Additional research and modification of exosomes will help solve the above problems and promote the clinical application of exosomes as immunomodulatory molecules and carriers for drug delivery. Originally, it was discovered that B cell exosomes used major histocompatibility complex (MHC) class I and II proteins on their surface to perform antigen presentation work, which others have expanded to demonstrate the antitumor effect of immune cell exosomes (recently reviewed in). NK cell exosomes express the DNAX-1 accessory molecule (DNAM) on their surface, allowing exosomes to integrate with the tumor cell membrane by binding to PVR and nectin. Exosome biogenesis involves the intersection of a variety of complex mechanisms, and exosomes carry a variety of molecules, such as proteins, nucleic acids, and lipids.
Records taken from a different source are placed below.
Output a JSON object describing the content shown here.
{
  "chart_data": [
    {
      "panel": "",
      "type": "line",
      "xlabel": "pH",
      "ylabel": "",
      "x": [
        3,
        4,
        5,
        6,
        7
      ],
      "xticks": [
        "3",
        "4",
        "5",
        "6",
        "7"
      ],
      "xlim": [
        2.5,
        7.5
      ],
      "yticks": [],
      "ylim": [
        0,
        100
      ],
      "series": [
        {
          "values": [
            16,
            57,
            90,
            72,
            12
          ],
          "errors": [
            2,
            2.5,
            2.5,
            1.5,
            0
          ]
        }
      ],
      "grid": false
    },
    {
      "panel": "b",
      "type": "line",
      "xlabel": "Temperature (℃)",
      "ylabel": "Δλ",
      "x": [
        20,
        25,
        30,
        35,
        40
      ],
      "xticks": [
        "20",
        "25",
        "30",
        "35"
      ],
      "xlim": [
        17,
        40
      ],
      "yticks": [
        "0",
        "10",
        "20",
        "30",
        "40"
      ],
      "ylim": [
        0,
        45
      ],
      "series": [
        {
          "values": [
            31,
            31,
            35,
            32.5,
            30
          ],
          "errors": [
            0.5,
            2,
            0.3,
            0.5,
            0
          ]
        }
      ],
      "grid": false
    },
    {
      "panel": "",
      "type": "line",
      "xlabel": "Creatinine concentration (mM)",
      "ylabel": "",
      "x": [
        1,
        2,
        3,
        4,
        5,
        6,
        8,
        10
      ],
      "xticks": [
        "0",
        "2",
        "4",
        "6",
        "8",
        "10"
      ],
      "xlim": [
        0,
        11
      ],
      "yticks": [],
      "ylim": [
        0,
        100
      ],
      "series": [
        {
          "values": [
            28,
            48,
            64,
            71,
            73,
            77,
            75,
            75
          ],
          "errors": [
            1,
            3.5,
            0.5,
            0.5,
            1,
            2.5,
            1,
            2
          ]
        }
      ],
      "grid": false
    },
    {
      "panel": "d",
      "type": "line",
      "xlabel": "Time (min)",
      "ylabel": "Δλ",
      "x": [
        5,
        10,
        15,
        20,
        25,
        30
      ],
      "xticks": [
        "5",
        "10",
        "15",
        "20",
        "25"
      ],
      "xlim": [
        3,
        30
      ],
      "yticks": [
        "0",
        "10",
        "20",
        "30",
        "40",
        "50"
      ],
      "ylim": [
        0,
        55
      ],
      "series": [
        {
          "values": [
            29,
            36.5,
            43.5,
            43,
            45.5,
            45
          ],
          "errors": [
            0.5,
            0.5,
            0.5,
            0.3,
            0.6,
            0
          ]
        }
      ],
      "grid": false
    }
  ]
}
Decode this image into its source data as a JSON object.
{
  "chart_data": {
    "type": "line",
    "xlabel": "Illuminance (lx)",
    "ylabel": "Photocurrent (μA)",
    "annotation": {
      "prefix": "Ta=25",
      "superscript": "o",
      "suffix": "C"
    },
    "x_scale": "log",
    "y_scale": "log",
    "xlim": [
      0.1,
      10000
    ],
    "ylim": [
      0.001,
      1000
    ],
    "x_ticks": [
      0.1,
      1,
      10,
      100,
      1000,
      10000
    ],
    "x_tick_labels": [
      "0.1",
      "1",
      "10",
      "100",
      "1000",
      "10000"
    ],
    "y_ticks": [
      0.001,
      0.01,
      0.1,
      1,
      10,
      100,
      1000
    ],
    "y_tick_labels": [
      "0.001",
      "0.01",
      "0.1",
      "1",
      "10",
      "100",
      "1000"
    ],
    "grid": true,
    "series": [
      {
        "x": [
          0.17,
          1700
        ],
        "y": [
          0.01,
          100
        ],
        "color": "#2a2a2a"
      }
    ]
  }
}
Exosomes produced by adipose-derived stromal cells (ASC) can also be used in prostate cancer therapy. As the exosome burden is highly dependent on the release of host cells, changes, if any, in the tissue microenvironment are reflected in the exosomal load. In some cases, exosome attachment is sufficient to exert modifications on the target cell, but in other cases, the exosome must be internalized in addition to the attachment. For example, CDS-derived exosomes can carry tumor antigens to lymph nodes and then transfer them between different subsets of CDs to stimulate specific immunity and regulate the host's immune response, while Treg cell-derived exosomes can induce immune tolerance.
Liquid biopsy of exosomes isolated from patients with prostate cancer revealed that exosomes are enriched with genes that are characteristic of prostate cancer, such as the androgen receptor, kallikreins (KLK), the cyclin-dependent kinase 1A inhibitor (CDKN1A), KLK10, JUN and B2M (microglobulin beta2). A CAR T-inspired platform based on exosomes designed with dendritic cell antibodies that feed on antigens for precise solid tumor therapy.